Slide from the presentation a year ago .



The document for the Securities and Exchange Commission affects the general course of development of Intel. The company explains that the total usage time of products on the current process technology of 14 nanometers and a future of 10 nm will be increased. But the market rate of release of new products will be maintained. How will this be achieved? Intel provides an image that is posted in this post before kata. In it, “tick-tac” is called yesterday's technology, and the current reality is the three-step cycle “process-architecture-optimization” (PAO).



14 nanometers helped to work out the "tick" Broadwell, a follower of 22-nm Haswell. Intel's current microarchitecture is Skylake, the sixth-generation Core, “so” 14-nanometer process technology. His follower, Kaby Lake, will also be 14nm, but will provide "significant performance improvements over the sixth generation Core processor family."

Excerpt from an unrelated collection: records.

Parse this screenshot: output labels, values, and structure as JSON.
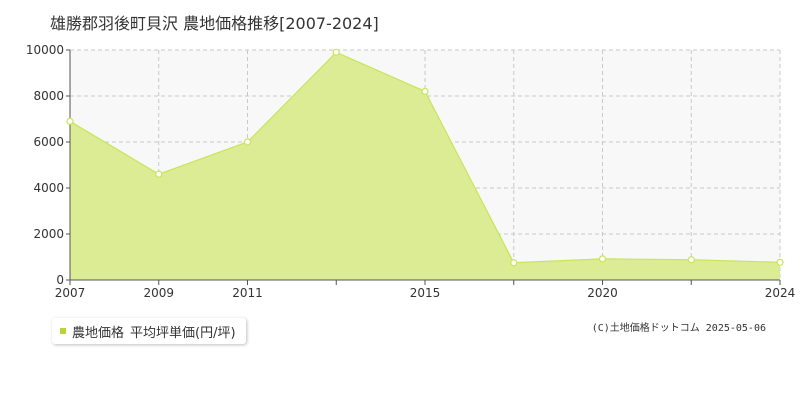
{
  "title": "雄勝郡羽後町貝沢 農地価格推移[2007-2024]",
  "legend": {
    "series_label": "農地価格",
    "unit_label": "平均坪単価(円/坪)"
  },
  "credit": "(C)土地価格ドットコム 2025-05-06",
  "colors": {
    "fill": "#dcec94",
    "line": "#c9e45a",
    "marker_fill": "#ffffff",
    "marker_stroke": "#c9e45a",
    "plot_bg": "#f8f8f8",
    "grid": "#c8c8c8",
    "legend_swatch": "#b5d63a"
  },
  "chart_data": {
    "type": "area",
    "title": "雄勝郡羽後町貝沢 農地価格推移[2007-2024]",
    "xlabel": "",
    "ylabel": "",
    "xlim": [
      2007,
      2024
    ],
    "ylim": [
      0,
      10000
    ],
    "grid": true,
    "legend_position": "bottom-left",
    "x_tick_labels": [
      "2007",
      "2009",
      "2011",
      "2015",
      "2020",
      "2024"
    ],
    "x_tick_values": [
      2007,
      2009,
      2011,
      2015,
      2020,
      2024
    ],
    "x_gridlines": [
      2007,
      2009,
      2011,
      2013,
      2015,
      2017,
      2020,
      2022,
      2024
    ],
    "y_ticks": [
      0,
      2000,
      4000,
      6000,
      8000,
      10000
    ],
    "series": [
      {
        "name": "農地価格",
        "points": [
          {
            "x": 2007,
            "y": 6900
          },
          {
            "x": 2009,
            "y": 4600
          },
          {
            "x": 2011,
            "y": 6000
          },
          {
            "x": 2013,
            "y": 9900
          },
          {
            "x": 2015,
            "y": 8200
          },
          {
            "x": 2017,
            "y": 750
          },
          {
            "x": 2020,
            "y": 920
          },
          {
            "x": 2022,
            "y": 880
          },
          {
            "x": 2024,
            "y": 770
          }
        ]
      }
    ]
  }
}
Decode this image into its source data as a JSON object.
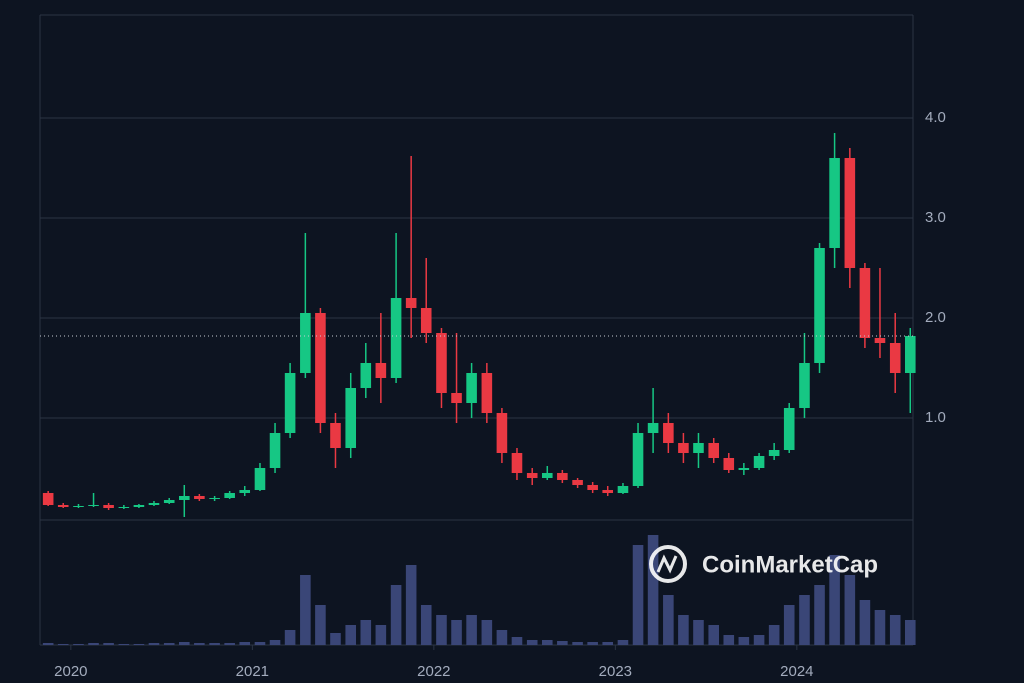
{
  "chart_data": {
    "type": "candlestick",
    "x": [
      2019.875,
      2019.958,
      2020.042,
      2020.125,
      2020.208,
      2020.292,
      2020.375,
      2020.458,
      2020.542,
      2020.625,
      2020.708,
      2020.792,
      2020.875,
      2020.958,
      2021.042,
      2021.125,
      2021.208,
      2021.292,
      2021.375,
      2021.458,
      2021.542,
      2021.625,
      2021.708,
      2021.792,
      2021.875,
      2021.958,
      2022.042,
      2022.125,
      2022.208,
      2022.292,
      2022.375,
      2022.458,
      2022.542,
      2022.625,
      2022.708,
      2022.792,
      2022.875,
      2022.958,
      2023.042,
      2023.125,
      2023.208,
      2023.292,
      2023.375,
      2023.458,
      2023.542,
      2023.625,
      2023.708,
      2023.792,
      2023.875,
      2023.958,
      2024.042,
      2024.125,
      2024.208,
      2024.292,
      2024.375,
      2024.458,
      2024.542,
      2024.625
    ],
    "open": [
      0.25,
      0.13,
      0.11,
      0.12,
      0.13,
      0.1,
      0.11,
      0.13,
      0.15,
      0.18,
      0.22,
      0.19,
      0.2,
      0.25,
      0.28,
      0.5,
      0.85,
      1.45,
      2.05,
      0.95,
      0.7,
      1.3,
      1.55,
      1.4,
      2.2,
      2.1,
      1.85,
      1.25,
      1.15,
      1.45,
      1.05,
      0.65,
      0.45,
      0.4,
      0.45,
      0.38,
      0.33,
      0.28,
      0.25,
      0.32,
      0.85,
      0.95,
      0.75,
      0.65,
      0.75,
      0.6,
      0.48,
      0.5,
      0.62,
      0.68,
      1.1,
      1.55,
      2.7,
      3.6,
      2.5,
      1.8,
      1.75,
      1.45
    ],
    "high": [
      0.27,
      0.15,
      0.14,
      0.25,
      0.15,
      0.13,
      0.14,
      0.17,
      0.2,
      0.33,
      0.24,
      0.22,
      0.27,
      0.32,
      0.55,
      0.95,
      1.55,
      2.85,
      2.1,
      1.05,
      1.45,
      1.75,
      2.05,
      2.85,
      3.62,
      2.6,
      1.9,
      1.85,
      1.55,
      1.55,
      1.1,
      0.7,
      0.5,
      0.52,
      0.48,
      0.4,
      0.36,
      0.32,
      0.35,
      0.95,
      1.3,
      1.05,
      0.85,
      0.85,
      0.8,
      0.65,
      0.55,
      0.65,
      0.75,
      1.15,
      1.85,
      2.75,
      3.85,
      3.7,
      2.55,
      2.5,
      2.05,
      1.9
    ],
    "low": [
      0.12,
      0.1,
      0.1,
      0.11,
      0.08,
      0.09,
      0.1,
      0.12,
      0.14,
      0.01,
      0.17,
      0.17,
      0.19,
      0.22,
      0.27,
      0.45,
      0.8,
      1.4,
      0.85,
      0.5,
      0.6,
      1.2,
      1.15,
      1.35,
      1.8,
      1.75,
      1.1,
      0.95,
      1.0,
      0.95,
      0.55,
      0.38,
      0.33,
      0.38,
      0.35,
      0.3,
      0.25,
      0.22,
      0.24,
      0.3,
      0.65,
      0.65,
      0.55,
      0.5,
      0.55,
      0.45,
      0.43,
      0.48,
      0.58,
      0.65,
      1.0,
      1.45,
      2.5,
      2.3,
      1.7,
      1.6,
      1.25,
      1.05
    ],
    "close": [
      0.13,
      0.11,
      0.12,
      0.13,
      0.1,
      0.11,
      0.13,
      0.15,
      0.18,
      0.22,
      0.19,
      0.2,
      0.25,
      0.28,
      0.5,
      0.85,
      1.45,
      2.05,
      0.95,
      0.7,
      1.3,
      1.55,
      1.4,
      2.2,
      2.1,
      1.85,
      1.25,
      1.15,
      1.45,
      1.05,
      0.65,
      0.45,
      0.4,
      0.45,
      0.38,
      0.33,
      0.28,
      0.25,
      0.32,
      0.85,
      0.95,
      0.75,
      0.65,
      0.75,
      0.6,
      0.48,
      0.5,
      0.62,
      0.68,
      1.1,
      1.55,
      2.7,
      3.6,
      2.5,
      1.8,
      1.75,
      1.45,
      1.82
    ],
    "volume": [
      2,
      1,
      1,
      2,
      2,
      1,
      1,
      2,
      2,
      3,
      2,
      2,
      2,
      3,
      3,
      5,
      15,
      70,
      40,
      12,
      20,
      25,
      20,
      60,
      80,
      40,
      30,
      25,
      30,
      25,
      15,
      8,
      5,
      5,
      4,
      3,
      3,
      3,
      5,
      100,
      110,
      50,
      30,
      25,
      20,
      10,
      8,
      10,
      20,
      40,
      50,
      60,
      90,
      70,
      45,
      35,
      30,
      25
    ],
    "xlim": [
      2019.83,
      2024.64
    ],
    "xticks": [
      2020,
      2021,
      2022,
      2023,
      2024
    ],
    "ylim": [
      0,
      5.03
    ],
    "yticks": [
      {
        "value": 1,
        "label": "1.0"
      },
      {
        "value": 2,
        "label": "2.0"
      },
      {
        "value": 3,
        "label": "3.0"
      },
      {
        "value": 4,
        "label": "4.0"
      }
    ],
    "volume_lim": [
      0,
      120
    ],
    "last_price": 1.82,
    "grid": true,
    "up_color": "#16c784",
    "down_color": "#ea3943",
    "volume_color": "#3a4677",
    "watermark": "CoinMarketCap"
  }
}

Achieve 10 nanometers can be helped by the cooperation with ASML in photolithography in the deep ultraviolet, mentioned in the document, which can be applied to plates with diameters of 300 and 450 millimeters. Intel still maintains leadership: 14 nm were introduced in August 2014, Samsung and TSMC were pulled up later.



The 14-nanometer Kaby Lake is expected to be released this year. According to current plans, products on the 10-nanometer Cannonlake microarchitecture should appear in 2017. In a three-step cycle, it is easy to see obvious advantages for the end user: the same motherboard can be suitable for products of two or more generations.